Dental veneers (sometimes called porcelain veneers or dental porcelain laminates) are contact lens thin, custom-made shells of tooth-colored materials designed to cover the front surface of teeth to improve your appearance. These shells are bonded to the front of the teeth changing their color, shape, size, or length. Dental veneers can be made from porcelain or from resin composite materials. Porcelain veneers resist stains better than resin veneers and better mimic the light reflecting properties of natural teeth. You will need to discuss the best choice of veneer material for you with your dentist.
What Types of Problems Do Dental Veneers Fix?
Veneers are routinely used to fix teeth that are discolored, either because of root canal treatment or stains from tetracycline or other drugs, excessive fluoride or other causes. As well as the presence of large resin fillings that have discolored the tooth. Veneers also can be used on teeth that are worn down, chipped or broken, misaligned, uneven, or irregularly shaped (for example, have craters or bulges in them) or have gaps between them (to close the space between these teeth)
What’s the Procedure for Getting a Dental Veneer?

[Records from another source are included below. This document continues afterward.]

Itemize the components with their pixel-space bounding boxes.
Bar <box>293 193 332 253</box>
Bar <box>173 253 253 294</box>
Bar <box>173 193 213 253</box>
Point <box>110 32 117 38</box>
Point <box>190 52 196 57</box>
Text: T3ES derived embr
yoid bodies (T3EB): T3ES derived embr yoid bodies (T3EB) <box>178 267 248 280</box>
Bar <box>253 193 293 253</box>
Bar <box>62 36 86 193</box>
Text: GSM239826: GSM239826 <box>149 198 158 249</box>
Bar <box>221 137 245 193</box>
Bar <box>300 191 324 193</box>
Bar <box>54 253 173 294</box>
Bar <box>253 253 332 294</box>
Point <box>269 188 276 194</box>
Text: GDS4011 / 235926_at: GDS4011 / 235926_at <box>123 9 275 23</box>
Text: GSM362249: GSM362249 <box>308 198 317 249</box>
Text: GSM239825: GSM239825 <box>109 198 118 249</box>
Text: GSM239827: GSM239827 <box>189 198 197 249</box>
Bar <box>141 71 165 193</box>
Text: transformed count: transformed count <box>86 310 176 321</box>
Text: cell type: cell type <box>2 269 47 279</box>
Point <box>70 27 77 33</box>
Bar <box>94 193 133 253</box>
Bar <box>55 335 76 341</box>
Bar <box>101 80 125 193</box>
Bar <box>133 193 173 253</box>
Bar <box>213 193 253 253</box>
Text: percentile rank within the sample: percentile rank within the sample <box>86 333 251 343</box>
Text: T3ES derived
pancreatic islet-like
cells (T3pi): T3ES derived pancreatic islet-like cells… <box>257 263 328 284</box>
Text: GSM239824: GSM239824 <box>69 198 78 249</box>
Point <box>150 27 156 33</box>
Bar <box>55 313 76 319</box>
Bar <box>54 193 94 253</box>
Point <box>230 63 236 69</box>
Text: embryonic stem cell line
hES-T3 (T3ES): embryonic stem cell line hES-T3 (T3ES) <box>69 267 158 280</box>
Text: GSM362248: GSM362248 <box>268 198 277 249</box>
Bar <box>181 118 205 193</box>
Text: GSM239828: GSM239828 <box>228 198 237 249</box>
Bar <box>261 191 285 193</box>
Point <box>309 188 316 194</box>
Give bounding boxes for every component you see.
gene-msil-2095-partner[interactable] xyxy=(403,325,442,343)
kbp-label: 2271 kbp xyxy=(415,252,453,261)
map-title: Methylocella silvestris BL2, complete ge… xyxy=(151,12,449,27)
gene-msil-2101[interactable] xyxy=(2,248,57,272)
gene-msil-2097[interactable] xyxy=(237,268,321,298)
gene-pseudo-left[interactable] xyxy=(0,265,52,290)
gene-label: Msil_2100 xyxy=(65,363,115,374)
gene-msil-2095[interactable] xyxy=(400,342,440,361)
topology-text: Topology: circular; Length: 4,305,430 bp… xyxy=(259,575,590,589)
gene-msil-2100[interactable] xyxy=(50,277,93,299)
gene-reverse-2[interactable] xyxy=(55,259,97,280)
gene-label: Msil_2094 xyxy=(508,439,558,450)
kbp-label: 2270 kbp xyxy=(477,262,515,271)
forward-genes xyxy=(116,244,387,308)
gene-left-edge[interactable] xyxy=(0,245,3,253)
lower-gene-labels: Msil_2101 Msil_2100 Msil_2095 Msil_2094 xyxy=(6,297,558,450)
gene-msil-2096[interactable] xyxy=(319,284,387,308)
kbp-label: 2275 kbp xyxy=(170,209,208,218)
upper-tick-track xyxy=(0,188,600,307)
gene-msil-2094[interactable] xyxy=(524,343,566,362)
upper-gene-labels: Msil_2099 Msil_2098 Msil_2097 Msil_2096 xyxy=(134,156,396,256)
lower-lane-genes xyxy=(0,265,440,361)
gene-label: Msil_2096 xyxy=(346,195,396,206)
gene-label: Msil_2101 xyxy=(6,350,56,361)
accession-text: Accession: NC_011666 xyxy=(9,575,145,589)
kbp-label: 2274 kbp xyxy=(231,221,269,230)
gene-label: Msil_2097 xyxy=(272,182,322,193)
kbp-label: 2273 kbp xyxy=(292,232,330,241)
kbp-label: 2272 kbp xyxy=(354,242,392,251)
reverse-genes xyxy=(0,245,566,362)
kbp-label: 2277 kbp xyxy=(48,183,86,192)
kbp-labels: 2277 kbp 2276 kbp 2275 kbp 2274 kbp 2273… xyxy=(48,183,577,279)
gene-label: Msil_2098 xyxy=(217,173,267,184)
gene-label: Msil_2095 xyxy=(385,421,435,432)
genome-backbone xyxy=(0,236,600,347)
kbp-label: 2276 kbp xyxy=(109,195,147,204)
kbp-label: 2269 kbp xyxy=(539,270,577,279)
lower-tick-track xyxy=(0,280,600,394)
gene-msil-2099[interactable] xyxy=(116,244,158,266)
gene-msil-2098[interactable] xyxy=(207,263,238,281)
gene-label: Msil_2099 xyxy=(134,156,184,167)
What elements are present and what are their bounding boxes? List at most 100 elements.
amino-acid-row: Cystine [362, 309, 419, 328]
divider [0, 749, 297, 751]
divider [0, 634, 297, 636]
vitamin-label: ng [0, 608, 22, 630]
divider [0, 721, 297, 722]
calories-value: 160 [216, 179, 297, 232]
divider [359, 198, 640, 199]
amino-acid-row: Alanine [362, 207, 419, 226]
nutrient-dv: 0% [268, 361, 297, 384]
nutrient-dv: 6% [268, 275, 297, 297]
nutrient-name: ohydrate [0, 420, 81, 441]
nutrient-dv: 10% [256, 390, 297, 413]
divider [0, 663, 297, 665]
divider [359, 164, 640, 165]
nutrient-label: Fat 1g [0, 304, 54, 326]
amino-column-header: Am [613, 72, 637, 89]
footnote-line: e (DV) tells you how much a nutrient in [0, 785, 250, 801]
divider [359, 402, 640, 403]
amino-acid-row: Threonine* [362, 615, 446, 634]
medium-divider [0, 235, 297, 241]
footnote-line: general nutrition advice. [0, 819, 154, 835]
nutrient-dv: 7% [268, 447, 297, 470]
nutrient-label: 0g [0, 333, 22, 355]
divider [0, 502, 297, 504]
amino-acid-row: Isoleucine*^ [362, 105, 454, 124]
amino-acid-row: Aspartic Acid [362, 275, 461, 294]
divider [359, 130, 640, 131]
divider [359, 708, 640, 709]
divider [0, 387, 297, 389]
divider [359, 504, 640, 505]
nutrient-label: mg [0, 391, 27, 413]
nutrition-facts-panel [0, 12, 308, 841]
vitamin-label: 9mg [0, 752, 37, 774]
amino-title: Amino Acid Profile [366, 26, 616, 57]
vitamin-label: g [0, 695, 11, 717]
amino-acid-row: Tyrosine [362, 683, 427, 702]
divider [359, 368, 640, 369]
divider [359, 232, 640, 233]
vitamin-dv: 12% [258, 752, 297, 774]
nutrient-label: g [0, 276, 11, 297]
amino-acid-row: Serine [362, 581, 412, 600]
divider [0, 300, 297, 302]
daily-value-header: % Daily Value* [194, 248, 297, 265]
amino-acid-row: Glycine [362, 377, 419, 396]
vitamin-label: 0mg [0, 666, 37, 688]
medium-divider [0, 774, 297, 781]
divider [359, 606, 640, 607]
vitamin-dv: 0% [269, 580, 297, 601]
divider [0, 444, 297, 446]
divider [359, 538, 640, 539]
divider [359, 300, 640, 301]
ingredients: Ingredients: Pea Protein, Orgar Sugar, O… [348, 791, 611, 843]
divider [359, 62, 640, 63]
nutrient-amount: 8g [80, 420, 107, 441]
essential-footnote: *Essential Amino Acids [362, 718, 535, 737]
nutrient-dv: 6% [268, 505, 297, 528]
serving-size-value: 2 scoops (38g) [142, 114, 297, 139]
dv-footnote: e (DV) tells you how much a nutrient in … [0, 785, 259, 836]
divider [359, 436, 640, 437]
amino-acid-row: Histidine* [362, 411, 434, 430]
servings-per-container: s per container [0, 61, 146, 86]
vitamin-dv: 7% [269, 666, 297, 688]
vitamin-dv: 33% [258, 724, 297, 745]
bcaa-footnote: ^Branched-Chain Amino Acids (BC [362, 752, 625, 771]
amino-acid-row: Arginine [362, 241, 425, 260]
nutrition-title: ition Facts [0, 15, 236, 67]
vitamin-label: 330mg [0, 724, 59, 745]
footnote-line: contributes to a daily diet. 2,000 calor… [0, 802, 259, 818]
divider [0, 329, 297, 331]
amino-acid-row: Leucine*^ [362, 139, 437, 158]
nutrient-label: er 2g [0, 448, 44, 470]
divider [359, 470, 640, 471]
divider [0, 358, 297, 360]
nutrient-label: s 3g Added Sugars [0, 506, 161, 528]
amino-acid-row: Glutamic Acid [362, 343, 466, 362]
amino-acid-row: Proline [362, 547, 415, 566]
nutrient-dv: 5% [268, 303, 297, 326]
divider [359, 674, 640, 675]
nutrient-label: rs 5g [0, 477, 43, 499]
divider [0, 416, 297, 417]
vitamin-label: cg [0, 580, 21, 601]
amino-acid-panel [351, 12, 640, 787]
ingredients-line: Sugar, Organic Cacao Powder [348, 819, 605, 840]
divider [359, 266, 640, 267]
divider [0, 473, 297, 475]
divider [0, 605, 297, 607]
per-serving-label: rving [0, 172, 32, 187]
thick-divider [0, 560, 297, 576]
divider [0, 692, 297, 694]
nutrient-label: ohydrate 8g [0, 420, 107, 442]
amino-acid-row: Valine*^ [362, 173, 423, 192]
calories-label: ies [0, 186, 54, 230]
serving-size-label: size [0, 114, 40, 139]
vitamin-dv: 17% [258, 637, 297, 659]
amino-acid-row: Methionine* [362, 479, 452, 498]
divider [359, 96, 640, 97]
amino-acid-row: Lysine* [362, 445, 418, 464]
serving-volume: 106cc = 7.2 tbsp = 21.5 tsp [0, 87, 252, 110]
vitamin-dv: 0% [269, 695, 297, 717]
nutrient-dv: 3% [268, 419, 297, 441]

Getting a dental veneer usually requires three trips to the dentist – one for a consultation and two to make and apply the veneers. One tooth or many teeth can simultaneously undergo the veneering process described below. Diagnosis and treatment planning. This first step involves active participation between you and Dr. Deem. Explain to him the result that you are trying to achieve. During this appointment he will examine your teeth to make sure dental veneers are appropriate for you and discuss what the procedure will involve and some of its limitations. He also may take X-rays and possibly make impressions of your mouth and teeth for study models. Preparation. To prepare a tooth for a veneer, your dentist will remove from no prep at all up to about ½-1 millimeter of enamel from the tooth surface, which is an amount nearly equal to the thickness of the veneer to be added to the tooth surface. Before trimming off the enamel, you and your dentist will decide the need for a local anesthetic to numb the area. Next, he will make a model or impression of your tooth. This model is sent out to a dental laboratory, which in turn constructs your veneer. It
usually takes around 3 weeks to receive the veneers back from the laboratory. For teeth that require more reduction, temporary dental veneers can be placed for no additional cost. Bonding. Before the dental veneer is permanently cemented to your tooth, your dentist will temporarily place it on your tooth to examine its fit and color. He will remove and trim the veneer as needed to achieve the proper fit; the veneer color can be adjusted with the shade of cement to be used.
Next, to prepare your tooth to receive the veneer, your tooth will be cleaned, polished, and etched. A special cement is applied to the veneer and the veneer is then placed on your tooth. Once properly positioned on the tooth, your dentist will use a curing light, like the one he uses to harden composites (tooth colored fillings) to the dental veneer, which activates chemicals in the cement causing it to harden or cure very quickly. The final steps involve removing any excess cement, evaluating your bite and making any final adjustments in the veneer as necessary. Your dentist may ask you to return for a follow-up visit in a couple of weeks to check how everything looks and how you are doing with your new improved smile.